La démagogie de caniveau ne connaît aucune trêve purificatrice, à l’image de Jacqueline Eustache-Brinio, la maire LR de Saint-Gratien, dans le Val-d’Oise, dont le moins que l’on puisse dire est qu’elle n’observe pas le jeûne de la parole blessante, de l’indécence et de la provocation délétère en ce mois béni de Ramadan.
Cet édile, indigne de son écharpe tricolore, n’a pas pu résister à la tentation de troubler cette parenthèse spirituelle sacrée, en annonçant sur sa page Facebook, de manière fracassante, un boycott dont il y a fort à parier qu’il ne suscitera pas un grand émoi et ne sera pas criminalisé : le boycott des magasins qui emploient des femmes voilées !

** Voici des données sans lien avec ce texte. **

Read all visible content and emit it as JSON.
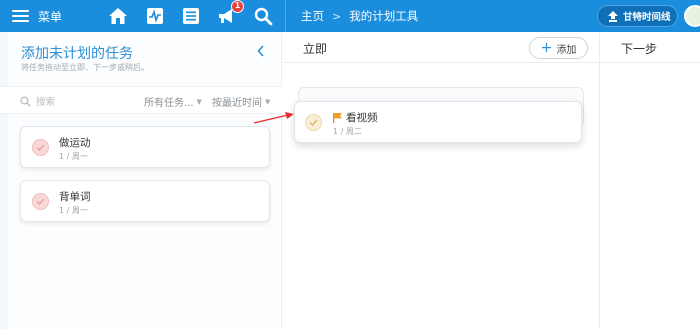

« Je sais que je vais encore déranger, mais au nom des combats qui me sont chers : l'égalité homme/femme, la lutte contre tout ce qui rend les femmes invisibles, la laïcité, le soutien aux femmes qui refusent de porter le voile, j'ai décidé de boycotter tous les magasins qui m'imposent des vendeuses et des caissières voilées, le premier de cette liste : La Grande Récrée à Argenteuil », a-t-elle averti, dimanche 5 juin, soit la veille du Ramadan, avec la jubilation malsaine qui la caractérise à l’idée d’offenser et de rendre la vie impossible à ses concitoyens musulmans.
En octobre 2011, une association musulmane de la ville, l’AFMSG, portait plainte contre elle pour avoir ordonné, le 19 août, à des policiers municipaux de relever les numéros des plaques d’immatriculation des fidèles participant à la grande prière du vendredi.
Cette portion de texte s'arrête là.